View Single Post
Old 08-15-2010, 06:27 AM
  # 4 (permalink)  
zbear23
Member
 
zbear23's Avatar
 
Join Date: Mar 2010
Posts: 385
Originally Posted by caligirl71 View Post
My AH and I have been married 11 years and we have 2 little ones. He has been drinking heavy for at least the past 6 years. He has gotten to the point when he drinks he gets mean (verbally abusive). I try to keep it together for my kids because I worry if we divorce he will get joint custody & something will happen to them while he is drunk & they are under his care! Last night we went to a family cook-out and he got wasted & made a scene in front of his whole family and my kids. He tried to take the keys & leave & he couldn't even walk! I took my kids and left him there...haven't heard a word from his today & now I am starting to feel guilty. I feel like his family will blame me for this.......I just feel so lost sometimes.........Does anyone have any words of wisdom? Do people drink because they are unhappy in their lives or do they just try to find someone/something to blame to justify their actions???

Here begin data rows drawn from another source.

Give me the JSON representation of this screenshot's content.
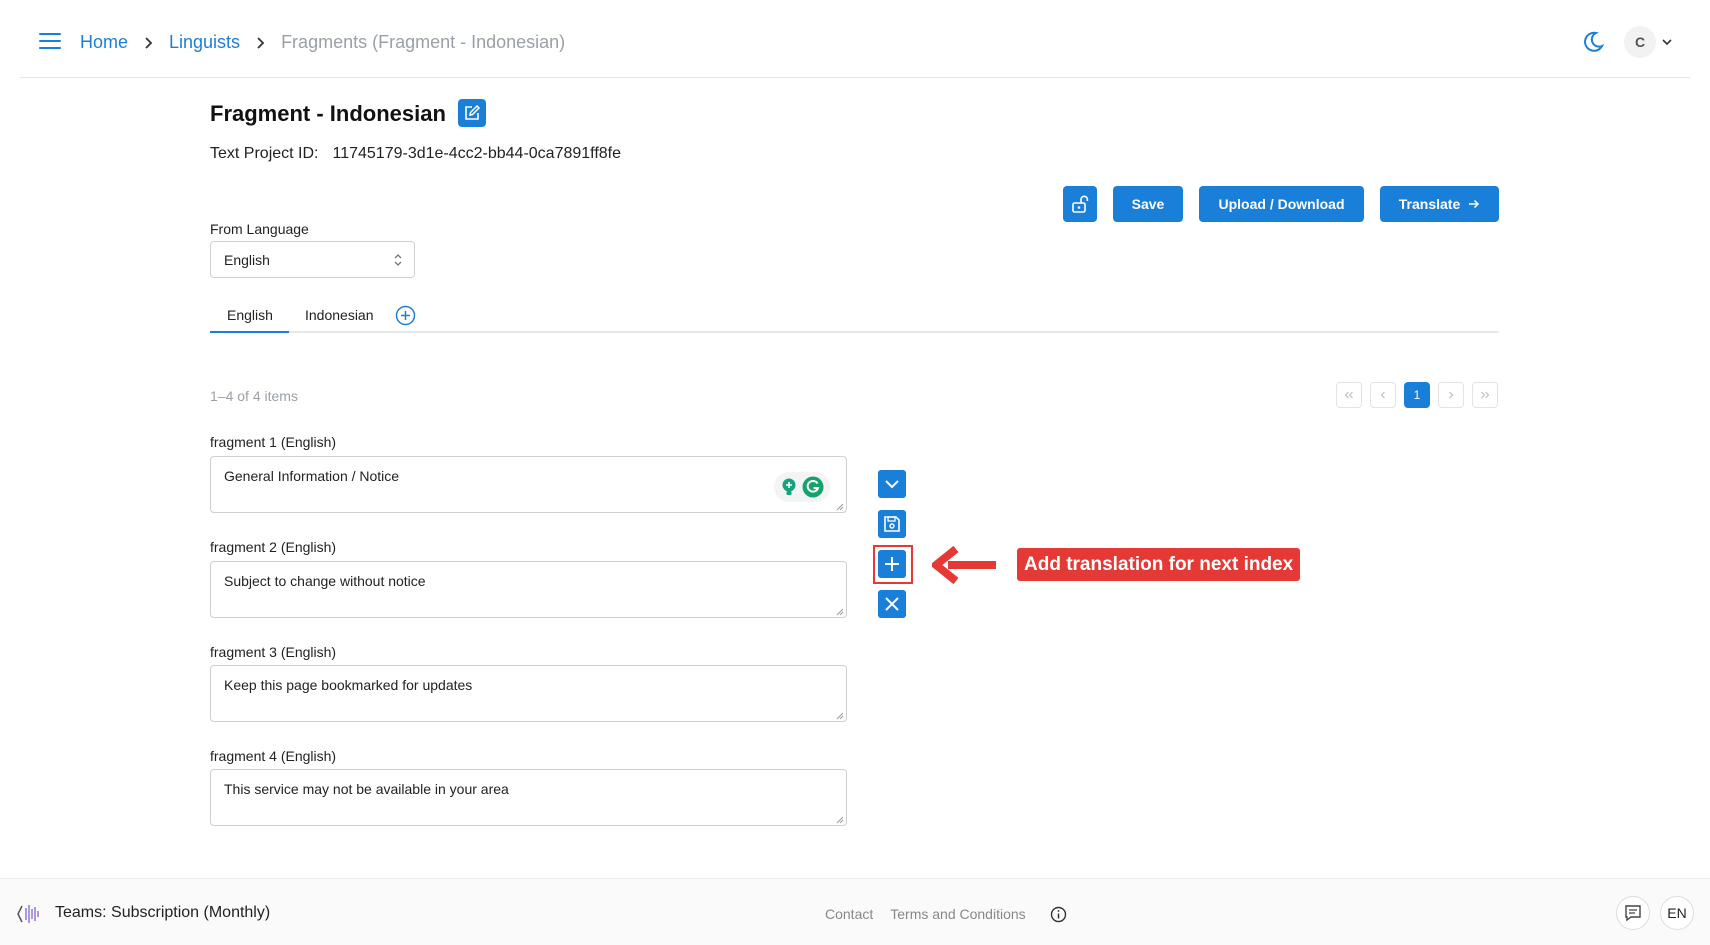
{
  "header": {
    "breadcrumbs": [
      "Home",
      "Linguists"
    ],
    "current": "Fragments (Fragment - Indonesian)",
    "user_initial": "C"
  },
  "page": {
    "title": "Fragment - Indonesian",
    "project_id_label": "Text Project ID:",
    "project_id": "11745179-3d1e-4cc2-bb44-0ca7891ff8fe"
  },
  "toolbar": {
    "save": "Save",
    "upload_download": "Upload / Download",
    "translate": "Translate"
  },
  "from_language": {
    "label": "From Language",
    "value": "English"
  },
  "tabs": [
    "English",
    "Indonesian"
  ],
  "pagination": {
    "summary": "1–4 of 4 items",
    "current_page": "1"
  },
  "fragments": [
    {
      "label": "fragment 1 (English)",
      "text": "General Information / Notice"
    },
    {
      "label": "fragment 2 (English)",
      "text": "Subject to change without notice"
    },
    {
      "label": "fragment 3 (English)",
      "text": "Keep this page bookmarked for updates"
    },
    {
      "label": "fragment 4 (English)",
      "text": "This service may not be available in your area"
    }
  ],
  "annotation": "Add translation for next index",
  "footer": {
    "team": "Teams: Subscription (Monthly)",
    "links": [
      "Contact",
      "Terms and Conditions"
    ],
    "lang": "EN"
  },
  "colors": {
    "accent": "#1a7fd8",
    "annotation": "#e53935"
  }
}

Blame you for what???? His drinking? His behavior? Your prioritizing the safety of you and your children? You didn't cause his drinking, especially if it is out of control (possibly alcoholism) and you can't cure it. Until he is ready to admit he has a problem and seek a solution, you can expect things to get worse, not better. Fear of the future if you divorce must take a second place to fear of the future if you don't. If you are thinking about leaving, I'd suggest you begin documenting...objectively....his behaviors, drinking patterns, etc. Courts are familiar with the dangers of drunks caring for children, and I suspect that you would be a far better caretaker of your children if you were willing to cease tolerating his behavior which, there's no denying...puts you and the kids at risk. Furthermore, I know lots of alcoholics who have recovered by going to court mandated treatment....which could be part of any divorce proceeding.

We need not fear fear. But we need to have the courage to do what is necessary despite our fears.

Q...has there been any serious discussion of his drinking re: possibly being an alcoholic, perhaps checking out AA? Personally, I think you should immediately find an Alanon meeting, where you'll find the support from likeminded people who have walked in your shoes. If you are unfamiliar with Alanon/AA, use google to educate yourself.